Que répondre à une femme qui vous envoie cela?
Que la vie est particulière, traîtresse, tordue parfois.
La vie vous ballotte d’émotion en émotion, triste ou gaie, jusqu’à l’émotion ultime, celle qui balaie tout.
Au plus loin que je me souvienne, je n’ai que rarement intéressé les femmes. Adolescent, les filles ne me trouvaient pas assez viril, pas assez mec, musclé. Il faut dire que j’étais plutôt fin de visage, des cheveux longs, avec des gestes plus graciles que les autres garçons. J’avoue sans honte qu’elles me considéraient en fait comme une sorte de bonne copine sympa. Imaginez, un garçon qui ne vous court pas derrière, qui ne vous drague pas; c’est forcément une copine.
J’étais, de plus, la plupart du temps perdu dans mes dessins et mes livres, et j’étais un artiste pour bien des gens. Pour les filles, c’était rassurant; pour les garçons, j’étais juste un «truc» bizarre, presque asexué, mais que mon «statut» artistique mettait à part. Il est toujours flatteur de connaître un artiste, même en devenir. J’eus donc une adolescence d’une tristesse sexuelle si pauvre qu’elle ferait passer le tiers monde pour un club de milliardaires. Mais cela ne me gênait pas. J’avais mes dessins, mes rêves, cela me suffisait. Et de plus, les filles ne m’intéressaient pas plus que ça. Je me souviens maintenant avec un infini plaisir que je passais pour homosexuel.

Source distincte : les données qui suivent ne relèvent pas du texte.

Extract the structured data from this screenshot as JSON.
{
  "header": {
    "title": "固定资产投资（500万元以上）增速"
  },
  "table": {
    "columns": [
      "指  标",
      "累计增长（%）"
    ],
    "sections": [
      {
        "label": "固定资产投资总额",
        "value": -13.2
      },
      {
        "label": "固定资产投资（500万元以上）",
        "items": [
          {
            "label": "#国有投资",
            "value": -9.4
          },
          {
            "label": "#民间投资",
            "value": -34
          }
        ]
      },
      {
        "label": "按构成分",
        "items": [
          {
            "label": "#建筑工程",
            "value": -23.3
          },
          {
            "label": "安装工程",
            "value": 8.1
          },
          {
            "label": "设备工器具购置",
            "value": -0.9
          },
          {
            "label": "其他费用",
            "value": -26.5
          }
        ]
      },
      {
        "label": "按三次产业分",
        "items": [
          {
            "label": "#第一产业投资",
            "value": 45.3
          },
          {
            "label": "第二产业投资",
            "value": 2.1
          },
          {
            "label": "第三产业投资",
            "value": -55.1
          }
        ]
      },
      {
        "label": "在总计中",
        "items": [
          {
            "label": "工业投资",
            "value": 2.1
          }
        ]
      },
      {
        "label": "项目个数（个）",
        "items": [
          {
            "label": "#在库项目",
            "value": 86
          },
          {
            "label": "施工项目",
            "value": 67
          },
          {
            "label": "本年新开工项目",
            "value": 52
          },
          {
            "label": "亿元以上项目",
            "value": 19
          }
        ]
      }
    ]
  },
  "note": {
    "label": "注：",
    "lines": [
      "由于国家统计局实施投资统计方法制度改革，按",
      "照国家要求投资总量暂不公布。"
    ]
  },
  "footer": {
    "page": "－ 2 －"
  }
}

Ce sont les femmes qui ont commencé à s’intéresser à moi. Je n’ai jamais su pourquoi. Là encore, les attirances, les chimies corporelles ou intellectuelles, allez savoir…
Le fait de ne voir les femmes que de loin, plus souvent en ami qu’en dragueur, a sans doute fait que j’ai appris à les connaître, les observer, les respecter, les aimer. Pour ce qu’elles sont, et pas seulement pour leur corps.
Bizarrement, toutes les femmes que j’ai connues étaient de belles femmes. Souvent plus intéressantes que la moyenne. Et très souvent aussi, avec une fêlure, une sensibilité à fleur de peau. Je tiens à vous remercier, Mesdames, de vos connivences, de vos regards, de vos mots, et de vos tendresses. Je ne saurai jamais vraiment si j’en méritais autant. Merci.
Je lance mes mercis en l’air, dans le vide, au soleil de septembre, le cul posé dans un champ. Et aucune de vous ne l’entendra. C’est paraît-il, l’intention qui compte. Merci! Et je vous aime…
Le papillon sommeille toujours. En confiance.